The Jubilee Centre Blog

What are your hopes for politics?

John Hayward   Posted: 7 April 2010

Keywords: Finance & the Economy, Government & Foreign Affairs, Lifestyle Issues,

'Politics cannot save society without the inspiration both of Christian values and of the Christian spirit of forgiveness, of love and of service. To double the standard of living without raising the standard of conduct between peoples would merely be to hasten our decadence. The Christian aim is that both should advance together.' (Viscount Tonypandy)

Many people hope that next month's election will bring change to Britain. Among Western nations we appear to have been hardest hit by the recession and government spending, which accounted for 40 per cent of GDP in 1997, has risen from 44 per cent of GDP just three years ago to 52 per cent today, the largest jump among wealthy nations. Yet, just as many people have had their unrealistically high hopes for President Obama dashed in little more than a year since he came to power in the United States, so too Britain in 2011 or 2015 will still face an overwhelming number of seemingly insoluble social and economic problems. Even the Government forecasts debt to peak at more than 89 per cent of GDP in 2013-2014, while independent analysis suggests the nation’s debt burden including pension obligations and the cost of bailing out big banks is actually 420 percent of GDP, twice the level of Japan, the world’s leading debtor.
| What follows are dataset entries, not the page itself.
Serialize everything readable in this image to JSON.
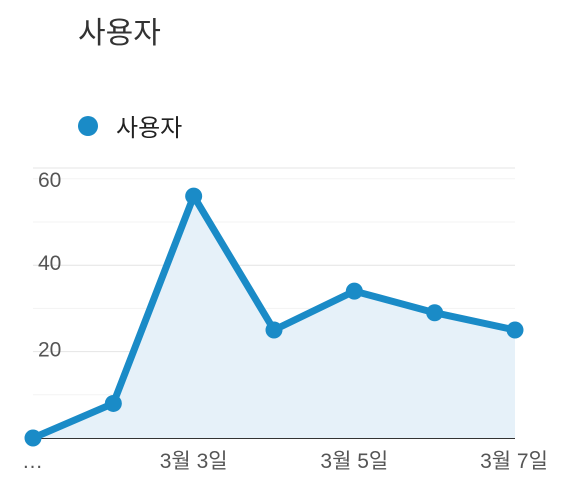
{
  "chart_data": {
    "type": "area",
    "title": "사용자",
    "legend": {
      "placement": "top-left",
      "entries": [
        "사용자"
      ]
    },
    "x": [
      "…",
      "",
      "3월 3일",
      "",
      "3월 5일",
      "",
      "3월 7일"
    ],
    "x_tick_labels": [
      "…",
      "3월 3일",
      "3월 5일",
      "3월 7일"
    ],
    "series": [
      {
        "name": "사용자",
        "color": "#1a8bc7",
        "values": [
          0,
          8,
          56,
          25,
          34,
          29,
          25
        ]
      }
    ],
    "ylim": [
      0,
      60
    ],
    "y_ticks": [
      20,
      40,
      60
    ],
    "grid": true
  }
}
What should we realistically expect, then, of our politicians? New York Times columnist David Brooks has written an interesting piece on happiness that perhaps points the way: 'Most people vastly overestimate the extent to which more money would improve our lives. Most schools and colleges spend too much time preparing students for careers and not enough preparing them to make social decisions. Most governments release a ton of data on economic trends but not enough on trust and other social conditions. In short, modern societies have developed vast institutions oriented around the things that are easy to count, not around the things that matter most. They have an affinity for material concerns and a primordial fear of moral and social ones.'

Citing some of the latest research, he also notes how 'The daily activities most associated with happiness are sex, socializing after work and having dinner with others. The daily activity most injurious to happiness is commuting. According to one study, joining a group that meets even just once a month produces the same happiness gain as doubling your income. According to another, being married produces a psychic gain equivalent to more than $100,000 a year.'

This should surely affect the kind of questions we want to ask our politicians and that we want our politicians to be asking. It is all too easy, in expecting economic policy to solve all our ills, to make an idol of money. Yet, as Thomas Aquinas observed, 'Political life neither provides our final end nor contains the happiness we seek for ourselves and others. Such happiness ultimately is a state of mind; the purpose of temporal tranquillity, which well-ordered policies establish and maintain, is to give opportunities for contemplating truth.'

May we each vote wisely! After all, as Plato warned, 'The penalty that good men pay for not being interested in politics is to be governed by men worse than themselves.'

Comments

Almost at the end of the first chapter of his book To Resist or to Surrender?, the late Paul Tournier (1898-1986) says the following: "in the future there must a collective leadership in which psychologist and moralists will occupy places next to technical and economic experts" and "it could well be that one day our poets will come to rescue our engineers!" Plato, take note.